Parmi les 11 800 espèces connues environ (on estime à plus de 20 000 le nombre total d'espèces), la plus grande (3 cm de long) est Dinoponera quadriceps chez laquelle exceptionnellement la reproduction d'une ouvrière aboutit, invariablement, à la mort en pleine action de son soupirant : encore accouplée, elle lui sectionne l'abdomen. Puis retourne au nid, toujours munie des pièces génitales de sa brève rencontre, ce qui la rend non réceptive aux avances des autres mâles.

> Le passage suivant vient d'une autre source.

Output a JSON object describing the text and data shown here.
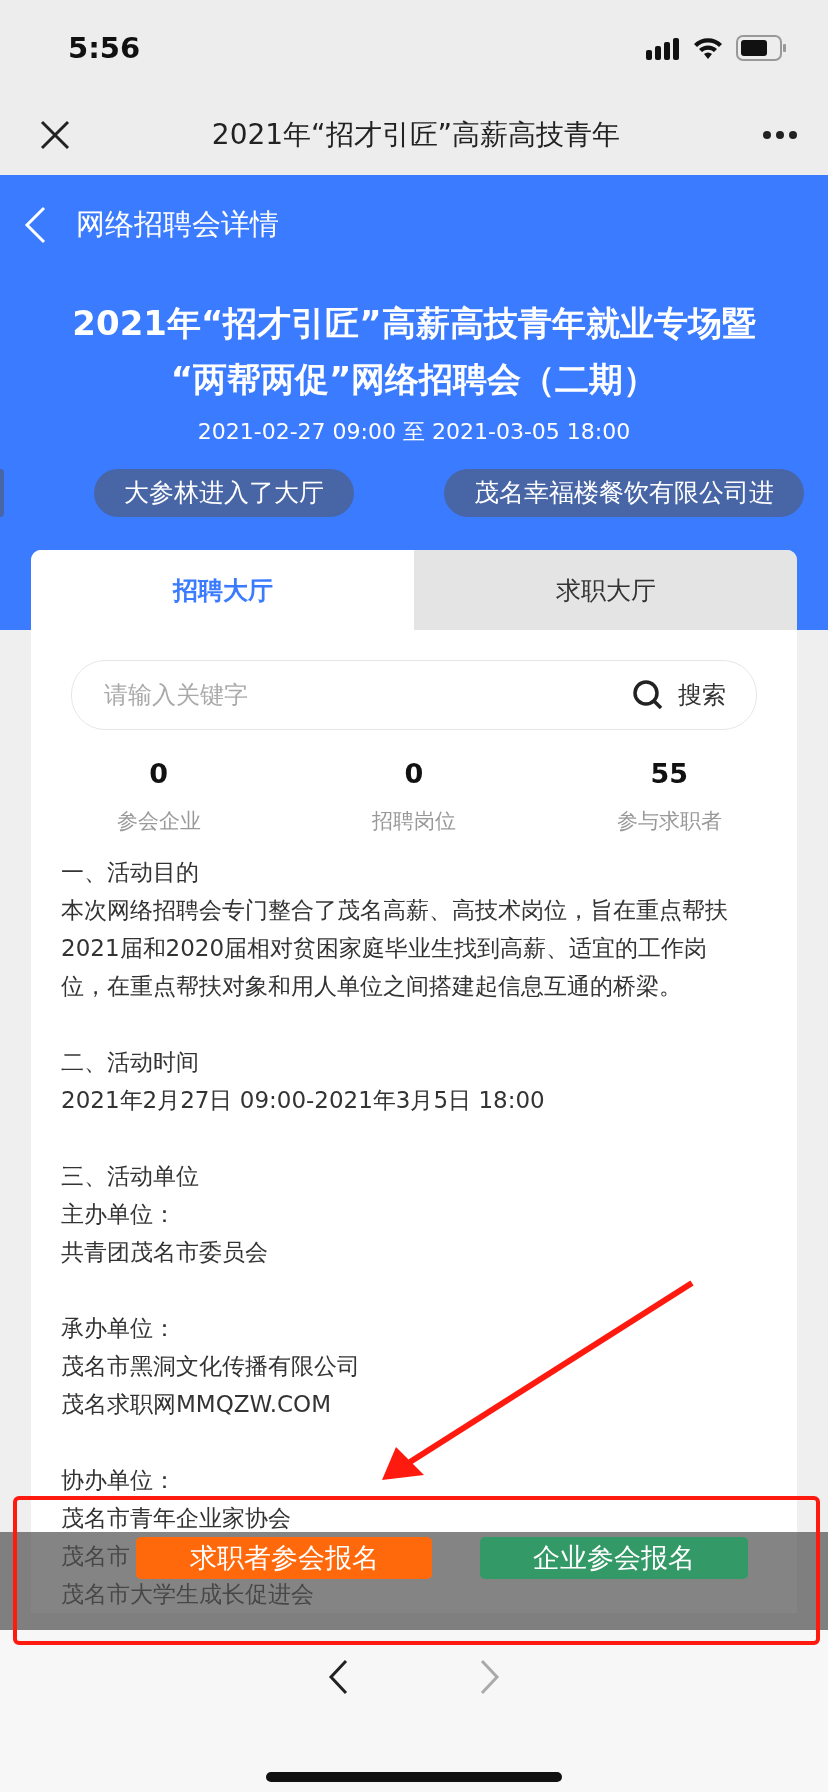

Les fourmis les plus primitives sont les fourmis soldats et les fourmis conducteurs, d'Amérique du Sud et d'Afrique, respectivement. Celles-ci ne forment pas de nid permanent, mais alternent plutôt entre des étapes de vie nomade et des étapes où les ouvriers forment un nid provisoire (le bivouac) à partir de leurs propres corps. La plupart des fourmis forment des colonies stationnaires, creusant d'habitude dans le sol ou une cavité. Les colonies se reproduisent par des vols nuptiaux comme décrit plus haut, ou par la fission (un groupe d'ouvrières creuse simplement un nouveau trou et élève de nouvelles reines). Les membres de différentes colonies sont identifiés par l'odeur et habituellement les intrus sont attaqués, avec des exceptions notables. D'autres méthodes de développement de nouvelles colonies ont été observées :

  • Quelques fourmis sont esclavagistes, comme la Formica sanguinea, et pillent le couvain des autres espèces en faisant de véritables raids dans les colonies d'autres fourmis, s'emparent de pupes, cocons et nymphes qui sont traitées comme le couvain génétiquement parent, nourries, choyées, protégées.
Une fois nées, les ouvrières esclaves ne se rendent compte de rien, et pensent être dans leur fourmilière d'origine. Elles se mettent donc tout naturellement au travail pendant que les ouvrières de l'espèce esclavagiste se reposent ou partent en chasse d'autres esclaves !
Il arrive parfois qu'une reine d'une autre espèce soit prise en esclavage, la fourmilière disposera donc pendant une vingtaine d'années d'esclaves à profusion.
Quelques espèces, comme les fourmis amazones (Polyergus rufescens), sont devenues complètement dépendantes de telles esclaves, au point d'être incapables de s'alimenter sans leur aide.

  • Quelques fourmis, appelées pot de miel, sont des ouvriers spécialisés appelés replètes qui stockent simplement l'alimentation pour le reste de la colonie ; elles sont généralement immobilisées par leurs abdomens considérablement gonflés. En Afrique, Amérique et Australie où elles vivent, on les considère comme un mets délicieux.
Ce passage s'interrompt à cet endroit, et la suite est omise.